De Domingo só há a referir, além do que aqui ficou expresso em imagens e comentários, que para a noitada de jazz faltaram três amigos. Nem tudo é perfeito. As justificações foram boas, mas de facto a noite de mau tempo não ajudou nuns casos e noutro a junção de mundos díspares ainda assusta. Para compensar o concerto foi animador. Decidi-me pelo Domingo, preterindo o programa de Sábado que seria mais do agrado da maioria presente. Mas não minha, nem do Nuno. E convém não cedermos sempre em prol da constante correcção e respeito pelos interesses alheios. Não quis num dia especial levar com o mel do tributo a Elis Regina. Não é que não oiça às vezes, mas bossa nova aborrecida nesse dia era tudo quanto não queria. Felizmente, o saxofonista que se juntou ao trio habitual deve ter sentido por telepatia e entregou-se de corpo e alma. Um tanto exibicionista, e ainda bem. Há momentos em que é preciso exagerar, vibrar, dar toda a energia, transbordar. Libertar e deixar o insípido longe.

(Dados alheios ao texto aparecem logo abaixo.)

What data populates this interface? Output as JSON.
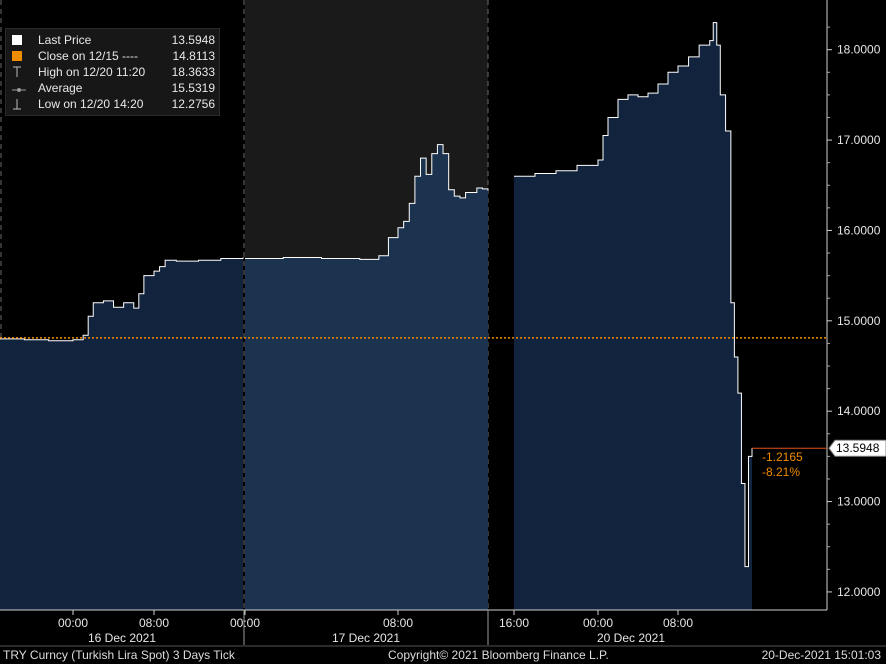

Segunda-feira tive muito que fazer, tanto que não me lembro do dia. Terça-feira fui à dentista – vinte minutos ao todo de ausência da empresa, já que fica no mesmo edifício. À noite mandei email para o centro de saúde a pedir antecipação de consulta do Nuno, marcada para Janeiro. Na quarta-feira o Nuno também foi à dentista – a minha mãe acompanhou. Para a semana a saga continua. E ao fim da tarde – depois das 18h00 - recebi telefonema simpático dos serviços administrativos do centro de saúde a informar que não tinham vaga para consulta presencial, mas a médica ligaria para tele-consulta no dia seguinte. Na terça e quarta-feira não recordo o que fiz durante o dia, mas sei: trabalhei. Não tenham pena de mim: quando quero faço ronha e não me arrependo nada, aliás, cada vez me arrependo menos. Na quinta de manhã falei com a médica que, conforme pedi no email, encaminhou o processo para a especialidade do Hospital Santo António. Teremos apenas de aguardar por contacto se aceitarem entrada do Nuno para consulta sem exames prévios, a serem feitos já no Hospital; se recusarem, a médica de família prescreve, o Nuno fá-los e volta-se a pedir consulta da especialidade hospitalar. Como somos avis raras, o SNS connosco funciona – e repito o que já aqui disse antes: não conheço uma única pessoa no centro de saúde ou hospital, senão das presenças para consultas/exames/tratamentos/cirurgias, nem nunca pedi tratamento especial.


Ontem depois de um dia de muito trabalho, saí muito mais cedo da empresa, às 17h30 - fiquei à hora de almoço para compensar. Depois de meia hora a pé e uma hora de trânsito acabei a tarde a tomar café com o Nuno trazido pelas mãos de um miúdo recatado e de bons modos e a jogar matraquilhos com outro miúdo, um adolescente reguila, que me ganhou por 5 – 3, apesar de ter uma mão magoada. Tudo em ambiente acolhedor de festinha de Natal. Após o que viemos para casa, jantámos qualquer coisa, comprei os bilhetes de comboio para no fim-de-semana irmos a Almada e recolhemos ao ninho.


Depois de Domingo ter-me deitado tarde, de segunda a quinta-feira deitei-me sempre logo após o jantar. O frio assim fez apetecer.


Hoje tenciono fazer arrumações em casa. Libertá-la de caixas e caixinhas e demais trastes que se vão acumulando e desarrumando. Pelo que possivelmente as escritas de hoje ficam por este diário. Ou não, logo se vê o tempo e empenho que ponho nas arrumações.


E é assim a vida. Sem o excite do que sobressai. Felizmente.